Limitations and future directions
Key limitations include the modest sample size, short observation window, and reliance on self‑reported pain spikes, which may introduce subjective bias. The authors also acknowledge that the LLM’s underperformance highlights a broader gap: current large language models are not yet equipped to directly process multimodal clinical time‑series data. Future work should (a) expand to multi‑site, longer‑duration cohorts, (b) incorporate objective relapse markers (e.g., urine toxicology), (c) develop multimodal transformer architectures that fuse sensor streams with textual notes, and (d) fine‑tune LLMs on domain‑specific corpora to improve interpretability and actionable insight generation.

Conclusion
Wearable sensors combined with conventional machine‑learning models provide a viable, interpretable approach for predicting pain spikes in patients battling both chronic pain and opioid use disorder.

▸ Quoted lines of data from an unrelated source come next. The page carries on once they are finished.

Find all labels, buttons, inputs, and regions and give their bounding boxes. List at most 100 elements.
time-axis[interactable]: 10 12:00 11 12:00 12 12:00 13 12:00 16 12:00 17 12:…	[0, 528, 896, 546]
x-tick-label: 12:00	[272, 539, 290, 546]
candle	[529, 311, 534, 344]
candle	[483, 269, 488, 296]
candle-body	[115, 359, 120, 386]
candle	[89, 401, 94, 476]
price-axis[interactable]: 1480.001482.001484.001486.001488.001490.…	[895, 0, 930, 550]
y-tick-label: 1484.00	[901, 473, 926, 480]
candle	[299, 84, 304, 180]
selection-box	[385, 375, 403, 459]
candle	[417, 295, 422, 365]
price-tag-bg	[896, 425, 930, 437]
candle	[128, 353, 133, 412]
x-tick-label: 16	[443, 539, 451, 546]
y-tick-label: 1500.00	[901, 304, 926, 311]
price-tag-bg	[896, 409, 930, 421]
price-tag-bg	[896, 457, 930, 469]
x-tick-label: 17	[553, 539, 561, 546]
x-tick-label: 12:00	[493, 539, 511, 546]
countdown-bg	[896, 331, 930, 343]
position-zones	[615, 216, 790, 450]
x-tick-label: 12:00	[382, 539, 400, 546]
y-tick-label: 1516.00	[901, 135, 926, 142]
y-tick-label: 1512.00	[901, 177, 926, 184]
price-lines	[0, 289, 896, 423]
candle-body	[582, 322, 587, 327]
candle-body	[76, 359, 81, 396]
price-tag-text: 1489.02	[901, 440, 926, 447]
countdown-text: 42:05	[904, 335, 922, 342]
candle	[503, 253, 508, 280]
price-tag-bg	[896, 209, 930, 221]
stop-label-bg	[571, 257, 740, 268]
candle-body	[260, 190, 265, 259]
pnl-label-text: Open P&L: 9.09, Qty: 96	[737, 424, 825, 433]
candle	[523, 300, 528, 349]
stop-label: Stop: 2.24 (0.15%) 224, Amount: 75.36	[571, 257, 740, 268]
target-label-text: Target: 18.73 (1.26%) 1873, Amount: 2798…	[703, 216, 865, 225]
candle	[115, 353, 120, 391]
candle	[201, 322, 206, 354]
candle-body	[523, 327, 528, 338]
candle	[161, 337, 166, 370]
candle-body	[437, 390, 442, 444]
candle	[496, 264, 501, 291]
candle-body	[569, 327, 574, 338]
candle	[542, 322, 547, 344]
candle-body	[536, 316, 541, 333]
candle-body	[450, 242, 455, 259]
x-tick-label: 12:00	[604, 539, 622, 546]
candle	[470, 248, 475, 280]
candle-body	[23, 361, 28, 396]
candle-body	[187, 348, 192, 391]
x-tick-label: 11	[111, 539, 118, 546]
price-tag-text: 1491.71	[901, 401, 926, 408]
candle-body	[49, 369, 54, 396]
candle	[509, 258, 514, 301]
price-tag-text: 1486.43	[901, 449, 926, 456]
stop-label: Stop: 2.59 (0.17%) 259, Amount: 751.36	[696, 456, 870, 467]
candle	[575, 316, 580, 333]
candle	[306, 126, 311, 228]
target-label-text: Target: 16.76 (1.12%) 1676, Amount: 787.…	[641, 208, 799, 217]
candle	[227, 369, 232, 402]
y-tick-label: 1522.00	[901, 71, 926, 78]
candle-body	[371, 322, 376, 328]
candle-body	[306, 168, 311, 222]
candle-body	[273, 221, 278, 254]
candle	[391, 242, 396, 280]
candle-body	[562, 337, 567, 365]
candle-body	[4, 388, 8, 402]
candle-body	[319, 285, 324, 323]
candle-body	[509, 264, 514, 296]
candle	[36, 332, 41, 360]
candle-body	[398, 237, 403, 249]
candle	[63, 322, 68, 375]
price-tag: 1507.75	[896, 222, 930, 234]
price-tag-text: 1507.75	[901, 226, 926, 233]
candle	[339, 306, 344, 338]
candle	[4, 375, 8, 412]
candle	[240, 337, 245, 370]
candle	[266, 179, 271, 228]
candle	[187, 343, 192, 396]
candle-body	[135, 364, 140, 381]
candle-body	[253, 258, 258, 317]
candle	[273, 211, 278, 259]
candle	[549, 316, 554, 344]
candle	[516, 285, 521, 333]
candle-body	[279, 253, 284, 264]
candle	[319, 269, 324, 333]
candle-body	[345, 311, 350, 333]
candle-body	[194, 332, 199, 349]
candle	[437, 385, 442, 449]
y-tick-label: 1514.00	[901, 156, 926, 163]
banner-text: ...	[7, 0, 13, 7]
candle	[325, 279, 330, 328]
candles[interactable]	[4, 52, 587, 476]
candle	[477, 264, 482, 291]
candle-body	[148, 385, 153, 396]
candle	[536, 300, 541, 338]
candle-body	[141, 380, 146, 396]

While large language models hold promise for generating narrative clinical insights, they currently fall short in this specific multimodal prediction task. Advancing LLM capabilities through domain‑specific fine‑tuning and multimodal integration will be essential to realize fully automated, personalized warning systems that can mitigate relapse risk, improve MOUD adherence, and ultimately foster integrated care for this high‑risk population.